5.1 KiB
Multi-Tenant Python Management API
This document explains how the multi-tenant architecture isolates data within Python, what the return values are, and how developers can build internal administrative scripts using native Python instead of the Docker CLI.
1. Architectural Concept
In the system, each "tenant" is essentially a dedicated MongoDB database identified by a dynamically generated string based on a subdomain or header (inventar_<tenant_id>).
App containers share a connection pool using pymongo.MongoClient, and requests are routed to specific databases dynamically based on the current Flask g.tenant_context.
All MongoDB administrative tasks (creating tenants, restarting apps, fetching lists) are done via standard MongoDB Python drivers because the core multi-tenancy happens at the database level.
2. Managing Tenants via Python
If you want to perform multi-tenant administrative operations without traversing through manage-tenant.sh, you can execute native Python scripts connecting to the system's MongoClient.
Basic Connection Boilerplate
Whenever automating an administrative task in Python, you simply need to connect to MongoDB using the properties defined in settings.py.
import sys
import os
# Append Web folder so we can access configuration
sys.path.insert(0, '/app/Web')
import settings
from pymongo import MongoClient
# Establish connection pooling
client = MongoClient(settings.MONGODB_HOST, int(settings.MONGODB_PORT))
A. Adding a New Tenant (Database Initialization)
A new tenant database isn’t provisioned until the first actual data insert happens. We trigger this manually by creating an admin user for them.
Operation:
def create_tenant(tenant_id, admin_password="hashed_password_here"):
db_name = f"{settings.MONGODB_DB}_{tenant_id}"
db = client[db_name]
# MongoDB creates the DB automatically on first insert
result = db.users.insert_one({
'username': 'admin',
'password': admin_password,
'role': 'admin'
})
return result.inserted_id # Returns the BSON ObjectId of the new user
B. List Active Tenants
To find out how many isolated tenants have active databases, you query the raw MongoClient for all databases and search for your configured MongoDB prefix (default: inventar_).
Operation:
def list_tenants():
prefix = f"{settings.MONGODB_DB}_"
# Returns a Python list of string database names
all_dbs = client.list_database_names()
# Filter and strip the prefix to return just the tenant_ids
active_tenants = [d.replace(prefix, "") for d in all_dbs if d.startswith(prefix)]
return active_tenants # e.g., ['schule1', 'schule2', 'test']
C. Soft-Restarting a Tenant (Invalidating Sessions)
"Restarting" a single tenant means signing out all of their users and forcing an application refresh.

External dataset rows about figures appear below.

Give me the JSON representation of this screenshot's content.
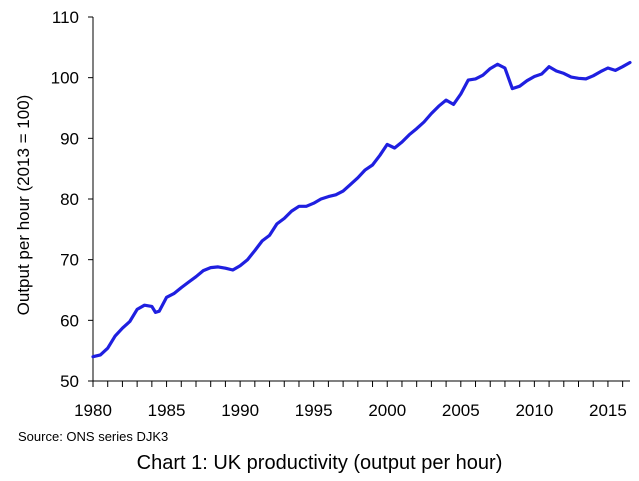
{
  "chart_data": {
    "type": "line",
    "title": "",
    "xlabel": "",
    "ylabel": "Output per hour (2013 = 100)",
    "xlim": [
      1980,
      2016.5
    ],
    "ylim": [
      50,
      110
    ],
    "yticks": [
      50,
      60,
      70,
      80,
      90,
      100,
      110
    ],
    "xtick_labels": [
      "1980",
      "1985",
      "1990",
      "1995",
      "2000",
      "2005",
      "2010",
      "2015"
    ],
    "xtick_positions": [
      1980,
      1985,
      1990,
      1995,
      2000,
      2005,
      2010,
      2015
    ],
    "grid": false,
    "legend": "none",
    "series": [
      {
        "color": "#1f1fe0",
        "x": [
          1980.0,
          1980.5,
          1981.0,
          1981.5,
          1982.0,
          1982.5,
          1983.0,
          1983.5,
          1984.0,
          1984.25,
          1984.5,
          1985.0,
          1985.5,
          1986.0,
          1986.5,
          1987.0,
          1987.5,
          1988.0,
          1988.5,
          1989.0,
          1989.5,
          1990.0,
          1990.5,
          1991.0,
          1991.5,
          1992.0,
          1992.5,
          1993.0,
          1993.5,
          1994.0,
          1994.5,
          1995.0,
          1995.5,
          1996.0,
          1996.5,
          1997.0,
          1997.5,
          1998.0,
          1998.5,
          1999.0,
          1999.5,
          2000.0,
          2000.5,
          2001.0,
          2001.5,
          2002.0,
          2002.5,
          2003.0,
          2003.5,
          2004.0,
          2004.5,
          2005.0,
          2005.5,
          2006.0,
          2006.5,
          2007.0,
          2007.5,
          2008.0,
          2008.5,
          2009.0,
          2009.5,
          2010.0,
          2010.5,
          2011.0,
          2011.5,
          2012.0,
          2012.5,
          2013.0,
          2013.5,
          2014.0,
          2014.5,
          2015.0,
          2015.5,
          2016.0,
          2016.5
        ],
        "values": [
          54.0,
          54.3,
          55.4,
          57.4,
          58.7,
          59.8,
          61.8,
          62.5,
          62.3,
          61.3,
          61.5,
          63.8,
          64.4,
          65.4,
          66.3,
          67.2,
          68.2,
          68.7,
          68.8,
          68.6,
          68.3,
          69.0,
          70.0,
          71.5,
          73.1,
          74.0,
          75.9,
          76.8,
          78.0,
          78.8,
          78.8,
          79.3,
          80.0,
          80.4,
          80.7,
          81.3,
          82.4,
          83.5,
          84.8,
          85.6,
          87.2,
          89.0,
          88.4,
          89.4,
          90.6,
          91.6,
          92.7,
          94.1,
          95.3,
          96.3,
          95.6,
          97.3,
          99.6,
          99.8,
          100.4,
          101.5,
          102.2,
          101.6,
          98.2,
          98.6,
          99.5,
          100.2,
          100.6,
          101.8,
          101.1,
          100.7,
          100.1,
          99.9,
          99.8,
          100.3,
          101.0,
          101.6,
          101.2,
          101.8,
          102.5
        ]
      }
    ]
  },
  "source_text": "Source: ONS series DJK3",
  "caption_text": "Chart 1: UK productivity (output per hour)"
}
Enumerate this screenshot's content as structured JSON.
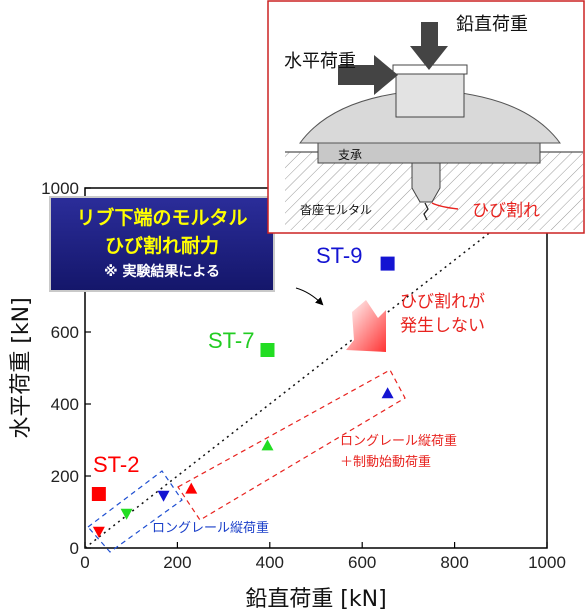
{
  "chart_data": {
    "type": "scatter",
    "xlabel": "鉛直荷重 [kN]",
    "ylabel": "水平荷重 [kN]",
    "xlim": [
      0,
      1000
    ],
    "ylim": [
      0,
      1000
    ],
    "xticks": [
      "0",
      "200",
      "400",
      "600",
      "800",
      "1000"
    ],
    "yticks": [
      "0",
      "200",
      "400",
      "600",
      "800",
      "1000"
    ],
    "series": [
      {
        "name": "ST-2",
        "color": "#ff0000",
        "marker": "square",
        "points": [
          [
            30,
            150
          ]
        ]
      },
      {
        "name": "ST-7",
        "color": "#22dd22",
        "marker": "square",
        "points": [
          [
            395,
            550
          ]
        ]
      },
      {
        "name": "ST-9",
        "color": "#1414d2",
        "marker": "square",
        "points": [
          [
            655,
            790
          ]
        ]
      },
      {
        "name": "",
        "color": "#ff0000",
        "marker": "triangle-down",
        "points": [
          [
            30,
            45
          ]
        ]
      },
      {
        "name": "",
        "color": "#22dd22",
        "marker": "triangle-down",
        "points": [
          [
            90,
            95
          ]
        ]
      },
      {
        "name": "",
        "color": "#1414d2",
        "marker": "triangle-down",
        "points": [
          [
            170,
            145
          ]
        ]
      },
      {
        "name": "",
        "color": "#ff0000",
        "marker": "triangle-up",
        "points": [
          [
            230,
            165
          ]
        ]
      },
      {
        "name": "",
        "color": "#22dd22",
        "marker": "triangle-up",
        "points": [
          [
            395,
            285
          ]
        ]
      },
      {
        "name": "",
        "color": "#1414d2",
        "marker": "triangle-up",
        "points": [
          [
            655,
            430
          ]
        ]
      }
    ],
    "trend_line": {
      "style": "dotted",
      "from": [
        0,
        0
      ],
      "to": [
        1000,
        1000
      ]
    },
    "annotations": {
      "capacity_box_title_1": "リブ下端のモルタル",
      "capacity_box_title_2": "ひび割れ耐力",
      "capacity_box_note": "※ 実験結果による",
      "no_crack_1": "ひび割れが",
      "no_crack_2": "発生しない",
      "group_long_rail_label": "ロングレール縦荷重",
      "group_brake_label_1": "ロングレール縦荷重",
      "group_brake_label_2": "＋制動始動荷重"
    },
    "inset": {
      "vertical_load": "鉛直荷重",
      "horizontal_load": "水平荷重",
      "bearing": "支承",
      "mortar": "沓座モルタル",
      "crack": "ひび割れ"
    },
    "grid": false,
    "legend": "none"
  }
}
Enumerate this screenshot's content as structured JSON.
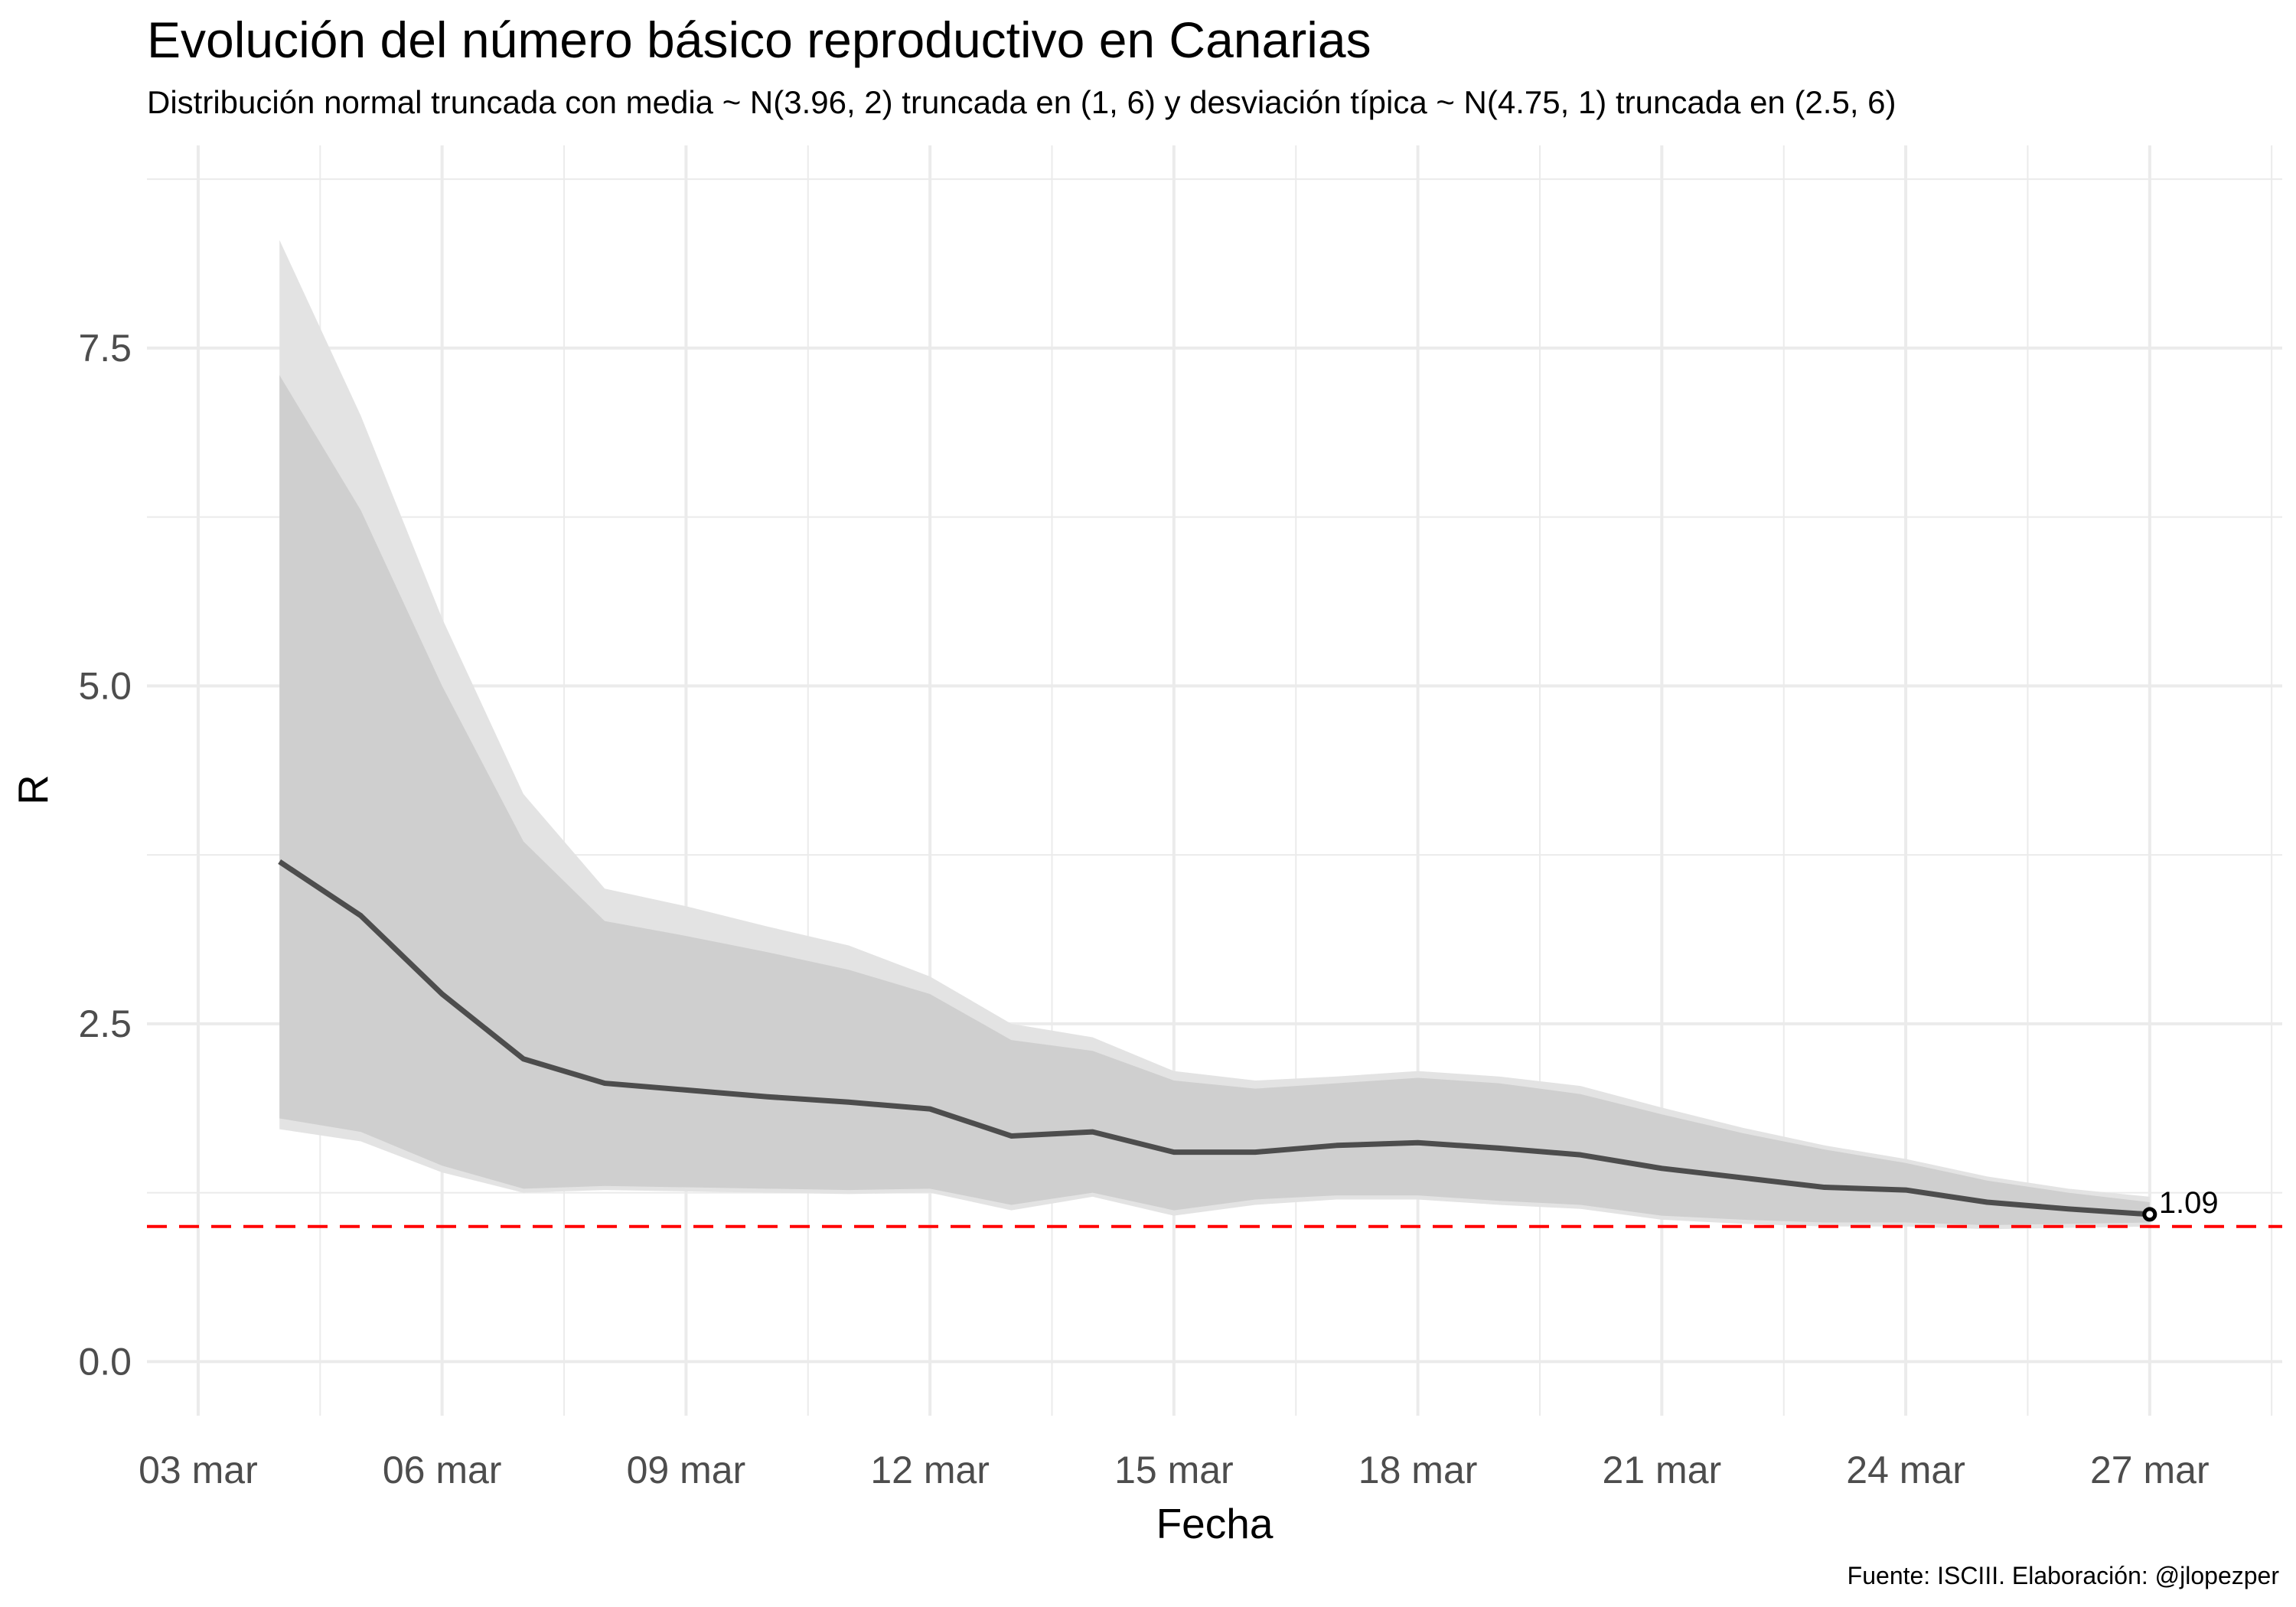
{
  "title": "Evolución del número básico reproductivo en Canarias",
  "subtitle": "Distribución normal truncada con media ~ N(3.96, 2) truncada en (1, 6) y desviación típica ~ N(4.75, 1) truncada en (2.5, 6)",
  "caption": "Fuente: ISCIII. Elaboración: @jlopezper",
  "colors": {
    "line": "#4d4d4d",
    "outer_band": "#e3e3e3",
    "inner_band": "#cfcfcf",
    "reference_line": "#ff0000",
    "grid": "#ebebeb"
  },
  "chart_data": {
    "type": "line",
    "title": "Evolución del número básico reproductivo en Canarias",
    "xlabel": "Fecha",
    "ylabel": "R",
    "x_tick_labels": [
      "03 mar",
      "06 mar",
      "09 mar",
      "12 mar",
      "15 mar",
      "18 mar",
      "21 mar",
      "24 mar",
      "27 mar"
    ],
    "x_tick_dates": [
      "2020-03-03",
      "2020-03-06",
      "2020-03-09",
      "2020-03-12",
      "2020-03-15",
      "2020-03-18",
      "2020-03-21",
      "2020-03-24",
      "2020-03-27"
    ],
    "y_tick_labels": [
      "0.0",
      "2.5",
      "5.0",
      "7.5"
    ],
    "y_ticks": [
      0,
      2.5,
      5,
      7.5
    ],
    "xlim": [
      "2020-03-03",
      "2020-03-28"
    ],
    "ylim": [
      -0.4,
      9.0
    ],
    "grid": true,
    "reference_line": {
      "y": 1.0,
      "style": "dashed",
      "color": "#ff0000"
    },
    "x": [
      "2020-03-04",
      "2020-03-05",
      "2020-03-06",
      "2020-03-07",
      "2020-03-08",
      "2020-03-09",
      "2020-03-10",
      "2020-03-11",
      "2020-03-12",
      "2020-03-13",
      "2020-03-14",
      "2020-03-15",
      "2020-03-16",
      "2020-03-17",
      "2020-03-18",
      "2020-03-19",
      "2020-03-20",
      "2020-03-21",
      "2020-03-22",
      "2020-03-23",
      "2020-03-24",
      "2020-03-25",
      "2020-03-26",
      "2020-03-27"
    ],
    "series": [
      {
        "values": [
          3.7,
          3.3,
          2.72,
          2.24,
          2.06,
          2.01,
          1.96,
          1.92,
          1.87,
          1.67,
          1.7,
          1.55,
          1.55,
          1.6,
          1.62,
          1.58,
          1.53,
          1.43,
          1.36,
          1.29,
          1.27,
          1.18,
          1.13,
          1.09
        ]
      }
    ],
    "bands": [
      {
        "level": "outer",
        "lower": [
          1.72,
          1.63,
          1.4,
          1.25,
          1.27,
          1.26,
          1.25,
          1.24,
          1.25,
          1.12,
          1.22,
          1.08,
          1.16,
          1.2,
          1.2,
          1.16,
          1.13,
          1.05,
          1.02,
          1.0,
          1.0,
          0.98,
          0.99,
          1.0
        ],
        "upper": [
          8.3,
          7.0,
          5.5,
          4.2,
          3.5,
          3.37,
          3.22,
          3.08,
          2.85,
          2.5,
          2.4,
          2.15,
          2.08,
          2.11,
          2.15,
          2.11,
          2.04,
          1.88,
          1.73,
          1.6,
          1.5,
          1.37,
          1.28,
          1.22
        ]
      },
      {
        "level": "inner",
        "lower": [
          1.8,
          1.7,
          1.45,
          1.28,
          1.3,
          1.29,
          1.28,
          1.27,
          1.28,
          1.16,
          1.25,
          1.12,
          1.2,
          1.23,
          1.23,
          1.19,
          1.16,
          1.08,
          1.05,
          1.03,
          1.03,
          1.01,
          1.02,
          1.03
        ],
        "upper": [
          7.3,
          6.3,
          5.0,
          3.85,
          3.26,
          3.15,
          3.03,
          2.9,
          2.72,
          2.38,
          2.3,
          2.08,
          2.02,
          2.06,
          2.1,
          2.06,
          1.98,
          1.83,
          1.69,
          1.57,
          1.47,
          1.34,
          1.25,
          1.18
        ]
      }
    ],
    "end_label": "1.09"
  }
}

Because Session data is coupled to the tenant database, dropping their sessions collection achieves an instant sign-out.
Operation:
def restart_tenant(tenant_id):
db_name = f"{settings.MONGODB_DB}_{tenant_id}"
db = client[db_name]
# Drops the collection. All active user cookies immediately become invalid.
result = db.sessions.drop()
return result # Returns None. Raises PyMongoError if connection fails.
D. Removing a Tenant Completely (Wipe Data)
If a tenant is removed from the service or their lease expires, you can permanently obliterate their data container footprint.
Operation:
def remove_tenant(tenant_id):
db_name = f"{settings.MONGODB_DB}_{tenant_id}"
# Erases the isolated database. Can't be undone.
client.drop_database(db_name)
return True # Returns True. Raises PyMongoError if connection fails.
3. Resolving Context Inside Flask (app.py)
If you are building custom application endpoints inside Web/app.py, you shouldn't use the direct MongoDB client manually. Instead, you rely on the built-in Flask context manager (Web/tenant.py) to give you the correct isolated scope.
The get_tenant_db() function
Every route must use get_tenant_db(client) to ensure users can only ever access their own school/domain's database.
from pymongo import MongoClient
import settings
from tenant import get_tenant_db
# Example Route
@app.route('/api/items')
def get_items():
# 1. Establish/reuse pooling connection
client = MongoClient(settings.MONGODB_HOST, settings.MONGODB_PORT)
# 2. Get the dynamically routed DB for THIS user
# (Based on Nginx Subdomain or X-Tenant-Id header)
db = get_tenant_db(client)
# 3. Runs query solely on `inventar_schule1.items`
items = list(db.items.find())
return items # List of BSON Dictionaries
What it returns internally:
The get_tenant_db function queries g.tenant_context inside Flask, calculates the database name from the subdomain, and returns a live pymongo.database.Database object.
This ensures that scaling is extremely cheap on resources because 1 Application Container connects to 100 separate Tenant Databases using just 1 shared MongoClient pool.